This news item caught my eye recently, partly because the vandalism happened in a nearby city I have ties to. Someone broke into a Catholic church, played with the fire extinguisher and trashed the place, destroying numerous objects there. As far as I can tell, no one has been arrested yet.
What interests me is this comment by the parish priest:
"If you think about a statue that's been in a church for well over 100 years, the amount of devotion, the affection, the prayers that have gone up to heaven through the intercession of St. Joseph, it really is a loss for the community," said Father David Kime.
I'm not in favor of iconoclasm, whether sectarian or freelance, but this seems strange to me. Will the "devotion, the affection, the prayers" disappear, or be invalidated, because the images they used were destroyed? That question should be directed to the vandal too, though I doubt they hoped to achieve that; I speculate that they were unleashing some of the "wild male energy" I used to hear so much about.
Catholics have often been accused of idolatry for their use of images, though the difference between them and even the most iconoclastic Protestants is a matter of degree, not of kind. It's proper to deplore the malicious destruction of property, whether it belongs to a church or not; but I don't understand tying the non-material devotion etc. to the material objects. Can't St. Joseph intercede for Catholics if his physical image isn't present, or has been destroyed? I've asked similar questions before, with regard to Native American religion.
This doesn't mean that I don't sympathize with lay believers who find it hard to distinguish spiritual practice from the material objects they associate with it. But admitting its importance seems to me to confirm my atheistic insistence that religion is a human invention and construction. Apologists will, I think, counter that because of human weakness, many or most people need to refer to embodied symbols and concrete images. If only Christians were as understanding of the principle as applied to the "pagan" use of images! I understand both groups, but I think understanding and sympathy can co-exist with rejection.
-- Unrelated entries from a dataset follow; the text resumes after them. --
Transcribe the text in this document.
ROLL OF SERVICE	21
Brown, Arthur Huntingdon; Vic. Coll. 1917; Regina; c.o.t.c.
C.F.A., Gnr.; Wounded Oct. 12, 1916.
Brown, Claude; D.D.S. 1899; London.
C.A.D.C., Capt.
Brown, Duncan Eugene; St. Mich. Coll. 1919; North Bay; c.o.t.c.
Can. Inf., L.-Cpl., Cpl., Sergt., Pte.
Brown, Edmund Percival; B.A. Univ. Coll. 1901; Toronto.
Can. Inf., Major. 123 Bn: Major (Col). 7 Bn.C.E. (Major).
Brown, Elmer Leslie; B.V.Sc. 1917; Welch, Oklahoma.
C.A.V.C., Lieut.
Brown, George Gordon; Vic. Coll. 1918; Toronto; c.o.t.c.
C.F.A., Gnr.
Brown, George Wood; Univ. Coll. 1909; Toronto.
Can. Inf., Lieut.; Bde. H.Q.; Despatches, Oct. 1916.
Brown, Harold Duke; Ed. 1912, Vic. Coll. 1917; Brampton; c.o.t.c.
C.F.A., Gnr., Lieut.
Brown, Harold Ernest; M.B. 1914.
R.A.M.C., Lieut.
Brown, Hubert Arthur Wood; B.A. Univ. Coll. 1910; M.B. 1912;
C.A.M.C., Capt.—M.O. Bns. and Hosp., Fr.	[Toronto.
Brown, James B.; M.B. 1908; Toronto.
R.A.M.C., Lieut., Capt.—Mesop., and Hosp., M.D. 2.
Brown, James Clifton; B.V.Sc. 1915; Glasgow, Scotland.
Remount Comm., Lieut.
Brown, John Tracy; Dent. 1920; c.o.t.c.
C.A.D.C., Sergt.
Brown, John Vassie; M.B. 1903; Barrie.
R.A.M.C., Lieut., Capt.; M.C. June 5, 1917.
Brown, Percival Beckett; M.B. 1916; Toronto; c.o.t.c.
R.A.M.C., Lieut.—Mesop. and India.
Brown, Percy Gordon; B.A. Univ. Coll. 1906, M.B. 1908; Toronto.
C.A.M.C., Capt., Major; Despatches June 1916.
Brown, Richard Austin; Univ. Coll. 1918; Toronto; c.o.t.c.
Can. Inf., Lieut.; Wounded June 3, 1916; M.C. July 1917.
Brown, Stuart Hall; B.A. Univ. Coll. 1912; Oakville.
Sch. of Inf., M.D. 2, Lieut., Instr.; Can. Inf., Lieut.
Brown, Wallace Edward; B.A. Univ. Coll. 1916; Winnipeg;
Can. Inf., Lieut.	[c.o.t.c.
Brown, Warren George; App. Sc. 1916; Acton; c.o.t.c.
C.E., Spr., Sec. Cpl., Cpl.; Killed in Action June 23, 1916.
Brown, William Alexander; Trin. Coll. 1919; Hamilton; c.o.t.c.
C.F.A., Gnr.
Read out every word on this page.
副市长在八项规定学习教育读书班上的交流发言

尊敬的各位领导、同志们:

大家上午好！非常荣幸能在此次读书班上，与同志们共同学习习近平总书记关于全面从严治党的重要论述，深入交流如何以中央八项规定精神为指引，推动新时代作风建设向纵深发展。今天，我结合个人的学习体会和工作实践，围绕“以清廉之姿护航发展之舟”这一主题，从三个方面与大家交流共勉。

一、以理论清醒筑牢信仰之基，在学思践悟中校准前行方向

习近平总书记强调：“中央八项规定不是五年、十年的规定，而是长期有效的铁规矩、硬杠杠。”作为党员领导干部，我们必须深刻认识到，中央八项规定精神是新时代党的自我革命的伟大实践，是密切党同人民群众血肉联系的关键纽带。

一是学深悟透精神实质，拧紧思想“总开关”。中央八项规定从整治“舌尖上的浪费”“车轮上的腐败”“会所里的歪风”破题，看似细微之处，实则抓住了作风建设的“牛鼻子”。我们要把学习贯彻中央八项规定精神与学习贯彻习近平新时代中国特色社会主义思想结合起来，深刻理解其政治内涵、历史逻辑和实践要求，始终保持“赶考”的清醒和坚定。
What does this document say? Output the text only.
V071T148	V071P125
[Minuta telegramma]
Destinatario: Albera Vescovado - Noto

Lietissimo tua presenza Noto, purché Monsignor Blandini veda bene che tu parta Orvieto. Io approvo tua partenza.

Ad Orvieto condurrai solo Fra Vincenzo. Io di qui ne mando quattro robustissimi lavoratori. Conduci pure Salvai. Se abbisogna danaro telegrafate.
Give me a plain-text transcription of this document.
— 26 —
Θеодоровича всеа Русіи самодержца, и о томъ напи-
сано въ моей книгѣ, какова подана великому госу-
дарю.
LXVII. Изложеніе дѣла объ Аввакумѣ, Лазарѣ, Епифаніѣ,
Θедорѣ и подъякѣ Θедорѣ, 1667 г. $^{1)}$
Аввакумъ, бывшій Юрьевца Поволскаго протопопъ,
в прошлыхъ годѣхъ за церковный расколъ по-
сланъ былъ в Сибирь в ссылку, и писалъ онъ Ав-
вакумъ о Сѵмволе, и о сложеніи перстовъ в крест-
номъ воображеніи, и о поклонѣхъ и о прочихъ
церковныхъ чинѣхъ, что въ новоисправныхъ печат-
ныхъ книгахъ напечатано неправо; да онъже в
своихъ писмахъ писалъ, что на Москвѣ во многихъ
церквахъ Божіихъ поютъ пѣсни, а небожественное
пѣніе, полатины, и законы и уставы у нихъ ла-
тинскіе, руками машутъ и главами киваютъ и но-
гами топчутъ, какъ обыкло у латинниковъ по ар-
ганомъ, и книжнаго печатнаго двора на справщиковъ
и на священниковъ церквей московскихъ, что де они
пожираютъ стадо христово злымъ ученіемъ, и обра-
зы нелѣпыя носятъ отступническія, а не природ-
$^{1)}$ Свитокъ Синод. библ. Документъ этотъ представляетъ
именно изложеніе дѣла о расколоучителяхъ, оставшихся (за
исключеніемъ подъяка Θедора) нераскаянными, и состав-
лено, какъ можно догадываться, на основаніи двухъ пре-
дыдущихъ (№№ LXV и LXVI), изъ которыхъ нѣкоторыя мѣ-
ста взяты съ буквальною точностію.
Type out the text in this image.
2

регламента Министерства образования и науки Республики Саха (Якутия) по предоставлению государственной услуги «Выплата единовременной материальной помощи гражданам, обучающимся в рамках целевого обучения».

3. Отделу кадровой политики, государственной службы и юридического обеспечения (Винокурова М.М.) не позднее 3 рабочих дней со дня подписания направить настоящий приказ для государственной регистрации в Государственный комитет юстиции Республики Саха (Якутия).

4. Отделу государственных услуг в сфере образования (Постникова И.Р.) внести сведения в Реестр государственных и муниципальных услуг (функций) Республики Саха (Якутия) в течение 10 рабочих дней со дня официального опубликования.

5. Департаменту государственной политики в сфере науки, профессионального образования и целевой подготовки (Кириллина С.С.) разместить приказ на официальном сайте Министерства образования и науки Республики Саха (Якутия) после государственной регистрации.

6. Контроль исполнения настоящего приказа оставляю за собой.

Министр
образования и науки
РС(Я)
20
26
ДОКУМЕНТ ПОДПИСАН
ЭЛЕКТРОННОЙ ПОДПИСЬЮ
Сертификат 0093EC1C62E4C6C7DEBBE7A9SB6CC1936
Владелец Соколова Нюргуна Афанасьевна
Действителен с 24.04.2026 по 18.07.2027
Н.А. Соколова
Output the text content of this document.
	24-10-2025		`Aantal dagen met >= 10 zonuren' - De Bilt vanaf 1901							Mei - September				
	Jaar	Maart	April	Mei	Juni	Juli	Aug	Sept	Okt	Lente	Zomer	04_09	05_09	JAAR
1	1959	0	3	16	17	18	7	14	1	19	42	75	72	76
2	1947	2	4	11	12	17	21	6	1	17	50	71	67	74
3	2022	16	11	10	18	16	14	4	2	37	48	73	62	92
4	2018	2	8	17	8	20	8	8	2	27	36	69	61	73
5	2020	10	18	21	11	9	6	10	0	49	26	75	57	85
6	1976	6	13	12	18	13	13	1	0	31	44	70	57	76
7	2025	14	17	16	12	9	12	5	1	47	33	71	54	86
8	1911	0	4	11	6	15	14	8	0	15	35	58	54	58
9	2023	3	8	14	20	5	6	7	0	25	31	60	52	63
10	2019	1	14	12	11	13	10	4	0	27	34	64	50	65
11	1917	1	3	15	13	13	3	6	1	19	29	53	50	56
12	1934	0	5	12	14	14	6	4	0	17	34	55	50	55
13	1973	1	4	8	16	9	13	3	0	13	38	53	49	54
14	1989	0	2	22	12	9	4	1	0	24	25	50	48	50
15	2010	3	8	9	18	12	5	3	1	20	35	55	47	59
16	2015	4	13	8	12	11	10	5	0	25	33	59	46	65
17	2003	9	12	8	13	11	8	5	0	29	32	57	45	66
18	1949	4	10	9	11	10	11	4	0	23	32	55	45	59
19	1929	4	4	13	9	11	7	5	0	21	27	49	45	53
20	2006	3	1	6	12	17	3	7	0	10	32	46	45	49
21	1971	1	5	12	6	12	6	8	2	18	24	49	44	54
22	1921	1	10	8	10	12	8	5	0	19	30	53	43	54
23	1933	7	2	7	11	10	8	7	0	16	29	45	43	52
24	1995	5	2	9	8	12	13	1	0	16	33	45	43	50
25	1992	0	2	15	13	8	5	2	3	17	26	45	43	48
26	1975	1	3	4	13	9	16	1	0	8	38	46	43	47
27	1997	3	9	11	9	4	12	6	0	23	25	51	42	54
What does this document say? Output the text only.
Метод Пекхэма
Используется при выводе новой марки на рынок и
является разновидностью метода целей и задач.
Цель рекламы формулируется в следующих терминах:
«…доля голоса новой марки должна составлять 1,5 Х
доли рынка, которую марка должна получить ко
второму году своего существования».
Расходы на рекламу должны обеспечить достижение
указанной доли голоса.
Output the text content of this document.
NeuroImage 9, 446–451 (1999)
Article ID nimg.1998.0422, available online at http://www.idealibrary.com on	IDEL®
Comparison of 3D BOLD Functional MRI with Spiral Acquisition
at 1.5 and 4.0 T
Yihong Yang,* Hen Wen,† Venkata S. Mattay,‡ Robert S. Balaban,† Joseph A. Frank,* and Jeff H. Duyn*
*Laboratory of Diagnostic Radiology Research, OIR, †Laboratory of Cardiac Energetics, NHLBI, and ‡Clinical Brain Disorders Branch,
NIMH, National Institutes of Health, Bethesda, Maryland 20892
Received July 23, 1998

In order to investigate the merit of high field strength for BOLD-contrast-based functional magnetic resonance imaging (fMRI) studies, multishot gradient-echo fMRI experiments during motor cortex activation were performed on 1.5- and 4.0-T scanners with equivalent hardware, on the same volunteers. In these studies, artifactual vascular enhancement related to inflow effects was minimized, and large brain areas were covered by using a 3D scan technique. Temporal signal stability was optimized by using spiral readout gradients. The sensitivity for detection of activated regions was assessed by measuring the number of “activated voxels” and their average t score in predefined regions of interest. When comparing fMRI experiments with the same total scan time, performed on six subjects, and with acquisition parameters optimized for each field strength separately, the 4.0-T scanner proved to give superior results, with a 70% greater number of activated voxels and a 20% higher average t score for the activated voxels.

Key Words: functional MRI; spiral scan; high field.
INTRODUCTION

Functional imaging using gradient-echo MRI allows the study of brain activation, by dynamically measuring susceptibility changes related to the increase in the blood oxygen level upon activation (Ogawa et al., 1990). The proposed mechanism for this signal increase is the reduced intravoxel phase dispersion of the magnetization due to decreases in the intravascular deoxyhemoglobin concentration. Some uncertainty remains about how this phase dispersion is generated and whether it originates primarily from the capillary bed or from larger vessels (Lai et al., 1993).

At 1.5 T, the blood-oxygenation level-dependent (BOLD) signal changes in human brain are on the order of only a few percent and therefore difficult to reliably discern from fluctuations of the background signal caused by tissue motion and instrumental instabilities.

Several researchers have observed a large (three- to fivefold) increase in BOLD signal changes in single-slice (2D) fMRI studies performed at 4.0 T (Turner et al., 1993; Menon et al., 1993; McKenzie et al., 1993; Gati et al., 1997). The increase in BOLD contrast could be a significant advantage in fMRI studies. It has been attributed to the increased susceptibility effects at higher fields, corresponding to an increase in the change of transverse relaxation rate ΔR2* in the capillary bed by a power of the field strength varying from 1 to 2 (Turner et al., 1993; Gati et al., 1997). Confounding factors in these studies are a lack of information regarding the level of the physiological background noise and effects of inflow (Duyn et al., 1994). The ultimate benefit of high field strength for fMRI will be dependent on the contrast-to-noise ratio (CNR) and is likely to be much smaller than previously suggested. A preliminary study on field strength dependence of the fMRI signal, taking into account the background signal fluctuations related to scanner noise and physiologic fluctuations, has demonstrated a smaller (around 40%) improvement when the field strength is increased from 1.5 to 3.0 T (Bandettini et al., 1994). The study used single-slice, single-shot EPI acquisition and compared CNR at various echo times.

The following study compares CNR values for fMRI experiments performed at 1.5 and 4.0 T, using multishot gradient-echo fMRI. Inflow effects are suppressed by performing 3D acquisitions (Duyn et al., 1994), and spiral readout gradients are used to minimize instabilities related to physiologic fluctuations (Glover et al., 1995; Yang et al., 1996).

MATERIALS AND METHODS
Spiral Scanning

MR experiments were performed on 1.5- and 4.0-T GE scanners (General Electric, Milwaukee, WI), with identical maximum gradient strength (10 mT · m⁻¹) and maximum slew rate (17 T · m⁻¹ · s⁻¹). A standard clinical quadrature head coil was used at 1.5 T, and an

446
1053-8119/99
A Zen story comes to mind: an outsider observes a Zen master bowing to an image of the Buddha. "Why are you doing that?" the outsider protests. "It's just an image, an illusion, not reality. I can spit on these statues." "Okay," replies the master: "You spit; I bow." I do neither, but I think that spitting on a religious image, no less than smashing it, indicates how much power that it still has over the vandal. Of course images have power, because human beings assign them power. I doubt we can ever escape that, but we can be aware of what we're doing.